Pour en revenir à mon intervention, toutes les références y sont citées ; il suffit d’écouter attentivement. Qui suit mes conférences se rendra compte que je cite toujours les sources qui m’ont aidées à préparer mes travaux, soit après une citation donnée, soit tout à la fin dans les « recommandations de lecture » :
3) Brève conclusion
Puisse ce texte rétablir la vérité sur les diffamations de M. Ploncard, en espérant ne plus avoir à réagir contre ; il y a mieux à faire que de continuer d’étaler ces querelles personnelles. Pour le coup, c’est plus une affaire structurelle, avec un vrai problème d’honnêteté venant de l’autre camp. Le combat continu.
Et pour ce qui est du fond, les idées de M. Ploncard finissent par tenir sur deux ou trois devises sur lesquelles ils stagnent. Ce qui n’est pas bon pour faire fructifier l’intelligence.

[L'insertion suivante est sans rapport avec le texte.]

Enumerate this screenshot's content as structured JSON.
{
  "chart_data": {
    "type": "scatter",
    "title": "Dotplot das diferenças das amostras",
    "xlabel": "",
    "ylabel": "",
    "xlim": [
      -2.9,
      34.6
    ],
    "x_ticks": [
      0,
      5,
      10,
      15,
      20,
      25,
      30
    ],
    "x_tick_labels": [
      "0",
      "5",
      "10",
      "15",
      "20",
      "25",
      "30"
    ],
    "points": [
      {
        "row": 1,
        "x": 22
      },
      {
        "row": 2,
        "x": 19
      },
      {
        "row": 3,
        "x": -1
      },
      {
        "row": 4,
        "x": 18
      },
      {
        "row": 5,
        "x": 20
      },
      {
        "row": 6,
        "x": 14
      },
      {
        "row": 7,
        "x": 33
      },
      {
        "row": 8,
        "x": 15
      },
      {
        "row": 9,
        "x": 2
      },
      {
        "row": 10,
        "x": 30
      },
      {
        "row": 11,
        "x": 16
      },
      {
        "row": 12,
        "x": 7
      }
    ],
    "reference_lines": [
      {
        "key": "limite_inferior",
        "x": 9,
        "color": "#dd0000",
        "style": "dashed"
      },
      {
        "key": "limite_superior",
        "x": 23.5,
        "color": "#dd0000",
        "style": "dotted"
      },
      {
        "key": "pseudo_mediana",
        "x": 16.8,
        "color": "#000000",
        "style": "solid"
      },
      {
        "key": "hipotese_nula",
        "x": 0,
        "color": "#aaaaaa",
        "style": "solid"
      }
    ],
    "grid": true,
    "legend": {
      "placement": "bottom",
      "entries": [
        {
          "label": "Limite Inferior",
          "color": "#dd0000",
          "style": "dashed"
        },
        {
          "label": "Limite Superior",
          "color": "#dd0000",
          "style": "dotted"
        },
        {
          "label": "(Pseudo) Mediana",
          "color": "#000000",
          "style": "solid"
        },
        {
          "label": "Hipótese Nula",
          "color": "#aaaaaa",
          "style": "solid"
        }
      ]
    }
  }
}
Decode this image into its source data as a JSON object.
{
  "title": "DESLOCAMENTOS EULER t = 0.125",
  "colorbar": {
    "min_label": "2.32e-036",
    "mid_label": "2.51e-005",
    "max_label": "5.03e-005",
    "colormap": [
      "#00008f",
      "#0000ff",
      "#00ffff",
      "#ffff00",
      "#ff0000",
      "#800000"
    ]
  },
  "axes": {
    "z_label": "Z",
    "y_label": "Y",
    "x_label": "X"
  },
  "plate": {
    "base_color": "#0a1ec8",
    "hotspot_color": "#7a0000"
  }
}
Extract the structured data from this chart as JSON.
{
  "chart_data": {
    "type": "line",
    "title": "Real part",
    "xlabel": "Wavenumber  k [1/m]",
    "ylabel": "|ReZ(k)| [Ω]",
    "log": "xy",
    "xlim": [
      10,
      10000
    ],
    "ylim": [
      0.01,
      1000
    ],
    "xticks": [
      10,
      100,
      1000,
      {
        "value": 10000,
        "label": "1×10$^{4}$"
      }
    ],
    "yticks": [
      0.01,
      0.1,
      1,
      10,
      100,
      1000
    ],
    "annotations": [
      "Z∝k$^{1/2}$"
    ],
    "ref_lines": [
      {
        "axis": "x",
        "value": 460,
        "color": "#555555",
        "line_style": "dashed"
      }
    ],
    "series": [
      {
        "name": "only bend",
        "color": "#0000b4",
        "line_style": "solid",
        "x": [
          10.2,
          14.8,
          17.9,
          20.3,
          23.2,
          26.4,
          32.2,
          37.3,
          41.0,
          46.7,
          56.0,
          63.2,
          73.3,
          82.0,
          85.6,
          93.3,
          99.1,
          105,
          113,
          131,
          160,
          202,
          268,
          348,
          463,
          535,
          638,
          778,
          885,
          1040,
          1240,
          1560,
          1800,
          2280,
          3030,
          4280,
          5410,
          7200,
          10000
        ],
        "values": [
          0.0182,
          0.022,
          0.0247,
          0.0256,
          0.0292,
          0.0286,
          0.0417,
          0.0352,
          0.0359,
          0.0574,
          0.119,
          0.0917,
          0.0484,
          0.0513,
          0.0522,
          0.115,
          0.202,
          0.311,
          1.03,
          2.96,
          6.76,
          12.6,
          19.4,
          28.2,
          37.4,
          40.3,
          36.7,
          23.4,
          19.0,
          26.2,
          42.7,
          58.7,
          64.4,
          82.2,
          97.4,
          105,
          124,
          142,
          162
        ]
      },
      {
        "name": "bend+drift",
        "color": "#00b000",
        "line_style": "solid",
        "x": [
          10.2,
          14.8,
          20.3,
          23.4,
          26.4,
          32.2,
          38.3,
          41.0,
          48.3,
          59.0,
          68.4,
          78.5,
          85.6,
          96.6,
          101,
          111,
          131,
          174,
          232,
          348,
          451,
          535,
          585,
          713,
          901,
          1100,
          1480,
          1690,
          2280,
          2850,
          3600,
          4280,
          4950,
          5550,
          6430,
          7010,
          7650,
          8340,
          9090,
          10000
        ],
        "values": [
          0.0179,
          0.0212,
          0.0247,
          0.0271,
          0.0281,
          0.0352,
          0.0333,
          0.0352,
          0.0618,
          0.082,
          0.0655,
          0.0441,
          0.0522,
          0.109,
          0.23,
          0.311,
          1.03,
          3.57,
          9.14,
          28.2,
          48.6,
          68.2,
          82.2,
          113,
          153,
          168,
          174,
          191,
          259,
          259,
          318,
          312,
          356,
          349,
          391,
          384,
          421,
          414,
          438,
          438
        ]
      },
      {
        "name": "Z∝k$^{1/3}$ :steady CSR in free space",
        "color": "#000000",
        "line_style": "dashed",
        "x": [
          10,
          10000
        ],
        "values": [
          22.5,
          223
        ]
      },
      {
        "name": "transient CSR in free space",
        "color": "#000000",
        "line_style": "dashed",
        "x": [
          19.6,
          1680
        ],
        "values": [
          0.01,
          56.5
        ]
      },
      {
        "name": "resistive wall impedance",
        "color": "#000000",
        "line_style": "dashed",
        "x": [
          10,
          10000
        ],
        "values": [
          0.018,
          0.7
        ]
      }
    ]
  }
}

Aussi, l’ancien nationalisme dépassé d’Action française mêlé à du modernisme religieux et à du complotisme gauchiste proposé par le concerné ne sera jamais une solution viable : les fascismes européens et la tradition catholique doivent être combinés de manière distincte, radicale, nette et bien comprise pour notre temps, comme l’auteur Joseph Mérel le propose (par exemple) ; mais combiné avec le sédévacantisme (conclusion théologique certaine) que fait sien Jérôme Bourbon ; pour nommer des personnalités contemporaines de mérite.